De plus, l’équipe de Littleton et Brija a découvert que d’autres protéines clés impliquées dans la libération synaptique du glutamate, telles que Synapsin et Syx1A, sont également parfois modifiées à des niveaux très différents au sein de la même population de neurones. Cela suggère que d’autres aspects de la communication synaptique pourraient également être ajustables.
« Un tel mécanisme constituerait un moyen efficace de modifier plusieurs caractéristiques de la production neuronale », ont écrit Brija, Littleton et leurs collègues.
L’équipe a suivi les différents niveaux d’édition en extrayant et en séquençant méticuleusement l’ARN des noyaux et des corps cellulaires de 200 motoneurones. Le travail a produit un ensemble de données suffisamment riche pour montrer que l’un des trois nucléotides d’adénosine codant pour deux acides aminés dans l’extrémité C-terminale pouvait être remplacé par un autre, produisant huit éditions différentes de la protéine. Une faible majorité du complexe 7A n’a pas été éditée dans le neurone moyen, tandis que les sept versions éditées composaient le reste avec des degrés de fréquence très variables.
Pour étudier les conséquences fonctionnelles de certaines des différentes éditions, l’équipe a supprimé Complexin, puis « sauvé » les mouches en les rajoutant dans des versions non éditées ou dans deux versions éditées différentes. Les expériences ont montré un contraste frappant entre les deux protéines éditées. L’un d’entre eux, plus courant, s’est révélé être un dispositif de serrage moins efficace que Complexin non édité, empêchant à peine la libération spontanée de glutamate et l’augmentation du courant électrique. L’autre s’est avéré plus efficace en termes de serrage que la version non éditée, gardant un contrôle strict sur la libération de glutamate et la production synaptique. Et tandis que les deux versions éditées montraient une tendance à s’éloigner des synapses et à pénétrer dans l’axone du neurone, la longue branche qui s’étend du corps cellulaire, l’édition qui serrait bien empêchait toute prolifération de synapses tandis que celle qui serrait mal ne fournissait qu’un maigre bordure.

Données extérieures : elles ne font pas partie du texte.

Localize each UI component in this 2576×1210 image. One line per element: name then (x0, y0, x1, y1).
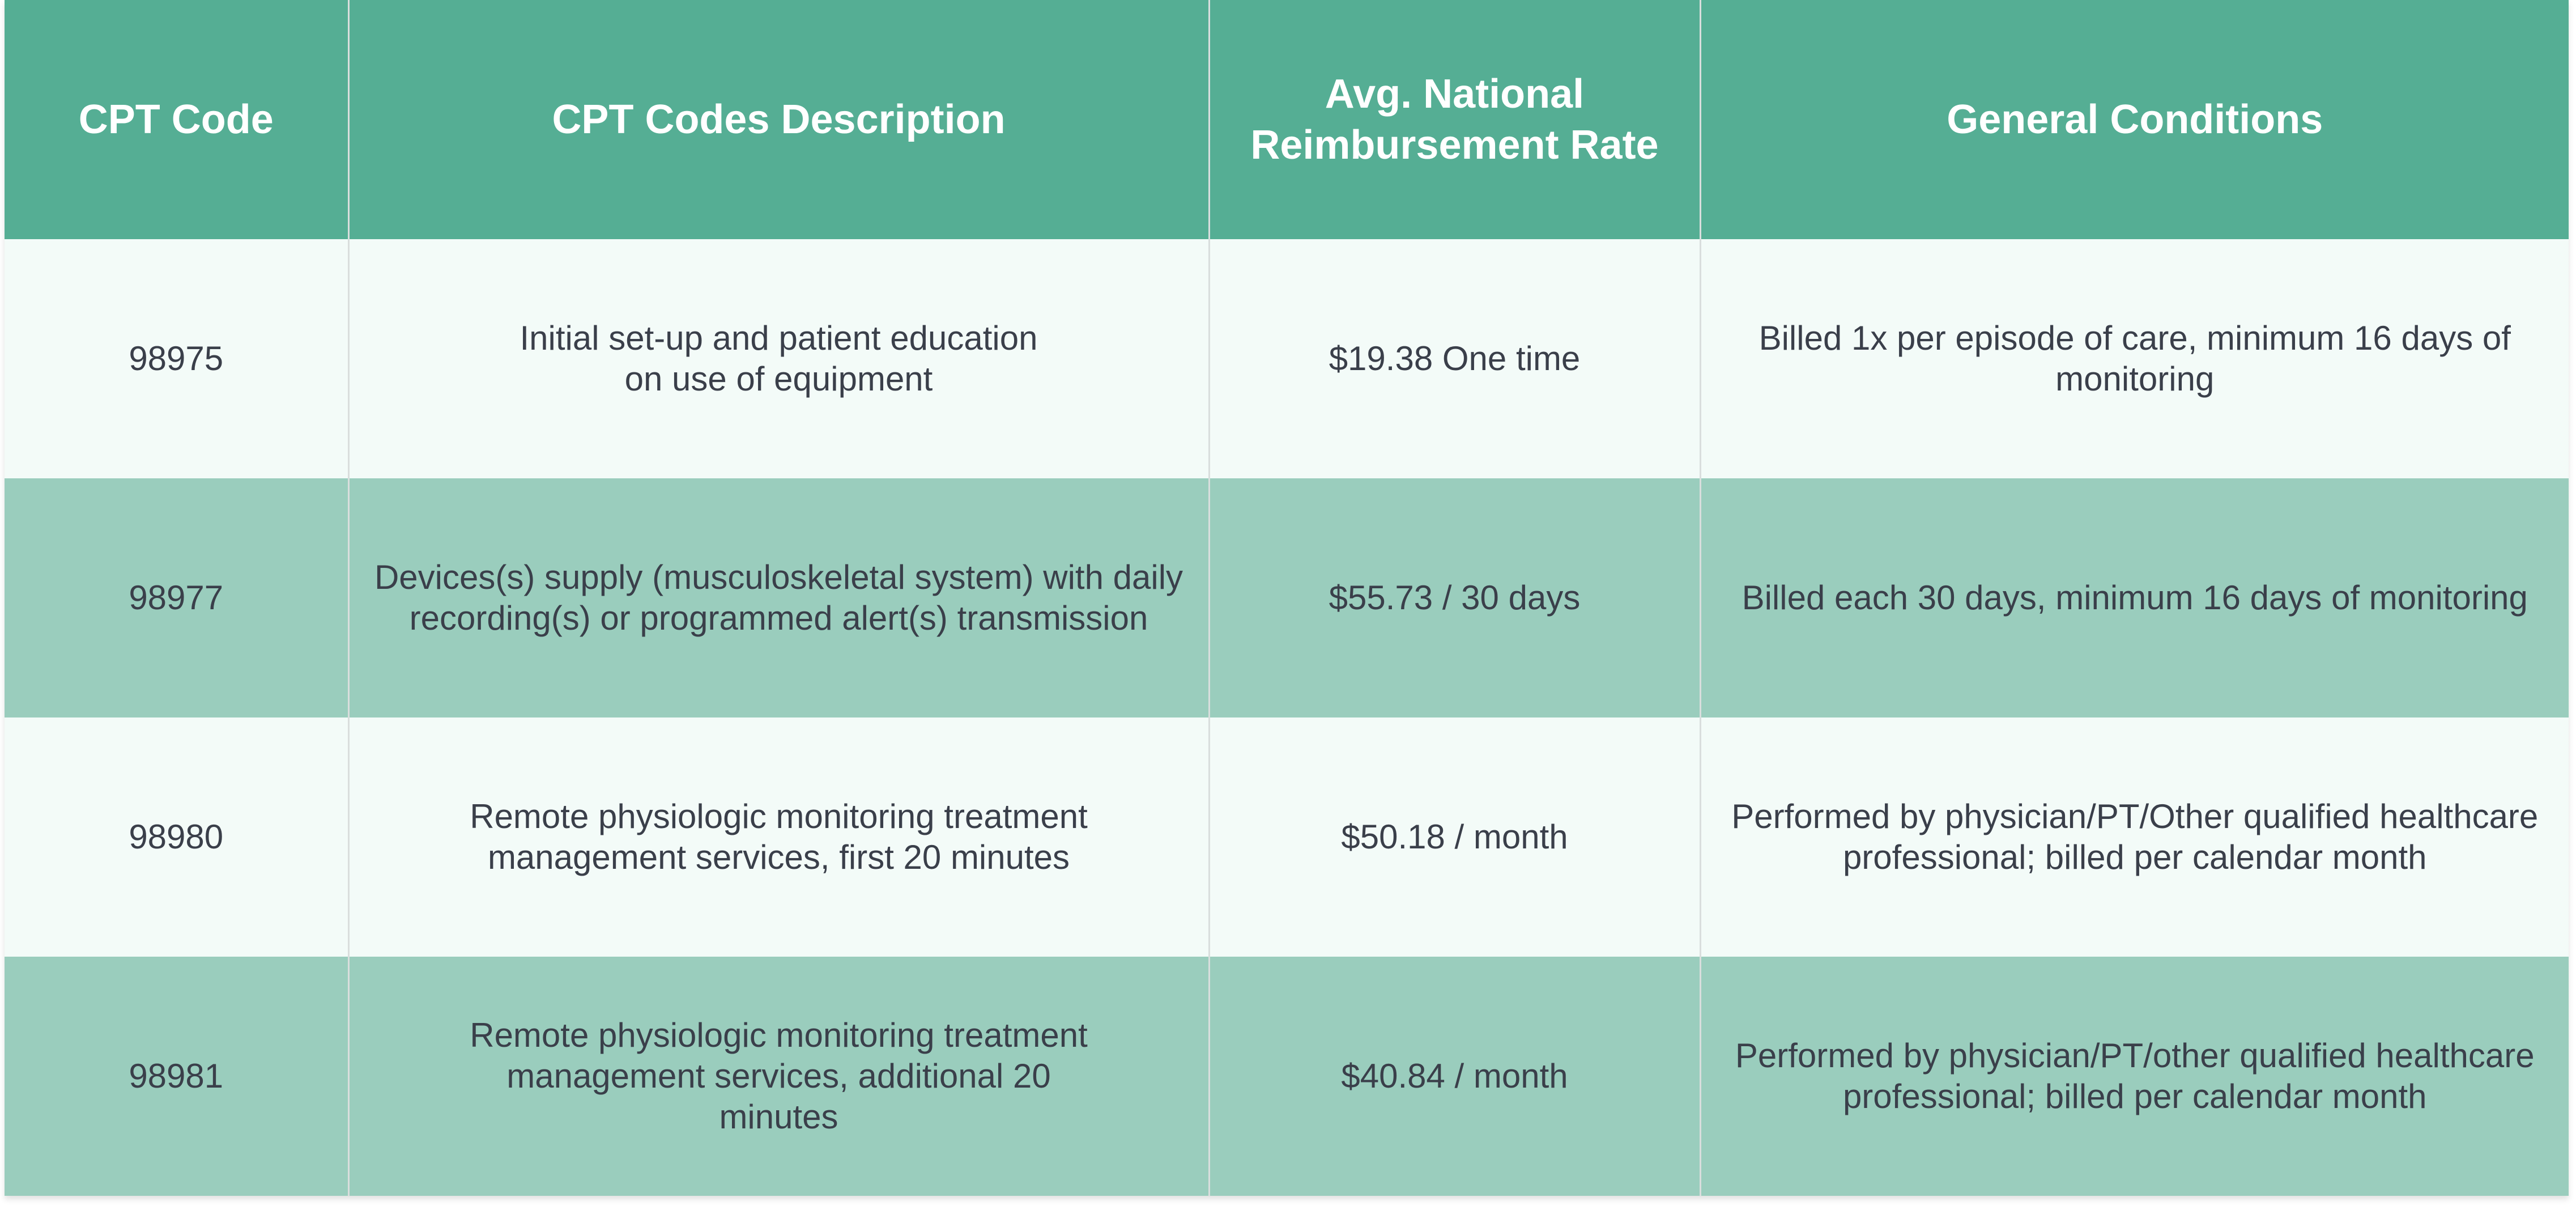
header-cpt-code: CPT Code (5, 0, 348, 239)
cell-description: Initial set-up and patient education on … (347, 239, 1209, 478)
cell-rate: $19.38 One time (1208, 239, 1700, 478)
cell-conditions: Billed 1x per episode of care, minimum 1… (1699, 239, 2569, 478)
cpt-codes-table-container: CPT Code CPT Codes Description Avg. Nati… (5, 0, 2569, 1196)
table-row: 98977 Devices(s) supply (musculoskeletal… (5, 478, 2569, 717)
cell-cpt-code: 98980 (5, 717, 348, 957)
cell-cpt-code: 98977 (5, 478, 348, 717)
cell-conditions: Performed by physician/PT/Other qualifie… (1699, 717, 2569, 957)
cell-description: Remote physiologic monitoring treatment … (347, 957, 1209, 1196)
table-row: 98975 Initial set-up and patient educati… (5, 239, 2569, 478)
cell-cpt-code: 98975 (5, 239, 348, 478)
header-general-conditions: General Conditions (1699, 0, 2569, 239)
cell-cpt-code: 98981 (5, 957, 348, 1196)
cell-description: Devices(s) supply (musculoskeletal syste… (347, 478, 1209, 717)
table-header-row: CPT Code CPT Codes Description Avg. Nati… (5, 0, 2569, 239)
cell-rate: $40.84 / month (1208, 957, 1700, 1196)
cell-description: Remote physiologic monitoring treatment … (347, 717, 1209, 957)
cpt-codes-table: CPT Code CPT Codes Description Avg. Nati… (5, 0, 2569, 1196)
cell-conditions: Performed by physician/PT/other qualifie… (1699, 957, 2569, 1196)
table-row: 98980 Remote physiologic monitoring trea… (5, 717, 2569, 957)
header-reimbursement-rate: Avg. National Reimbursement Rate (1208, 0, 1700, 239)
header-reimbursement-rate-label: Avg. National Reimbursement Rate (1250, 71, 1659, 168)
table-row: 98981 Remote physiologic monitoring trea… (5, 957, 2569, 1196)
header-description: CPT Codes Description (347, 0, 1209, 239)
cell-conditions: Billed each 30 days, minimum 16 days of … (1699, 478, 2569, 717)
cell-rate: $50.18 / month (1208, 717, 1700, 957)
cell-rate: $55.73 / 30 days (1208, 478, 1700, 717)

Parce que plusieurs éditions sont souvent présentes dans les neurones, Brija et l’équipe ont réalisé une autre série d’expériences dans lesquelles ils ont « sauvé » des mouches sans Complexine avec une combinaison de Complexine non éditée et d’édition à serrage faible. Le résultat était un mélange des deux : une libération spontanée de glutamate réduite par rapport à l’édition à faible serrage seule. Les résultats suggèrent que non seulement chaque édition ajuste potentiellement la libération de glutamate, mais que les combinaisons entre elles peuvent agir de manière combinatoire.
Outre Brija et Littleton, les autres auteurs du journal sont Zhuo Guan et Suresh Jetti.
Les National Institutes of Health, la Fondation JPB et le Picower Institute for Learning and Memory ont soutenu la recherche.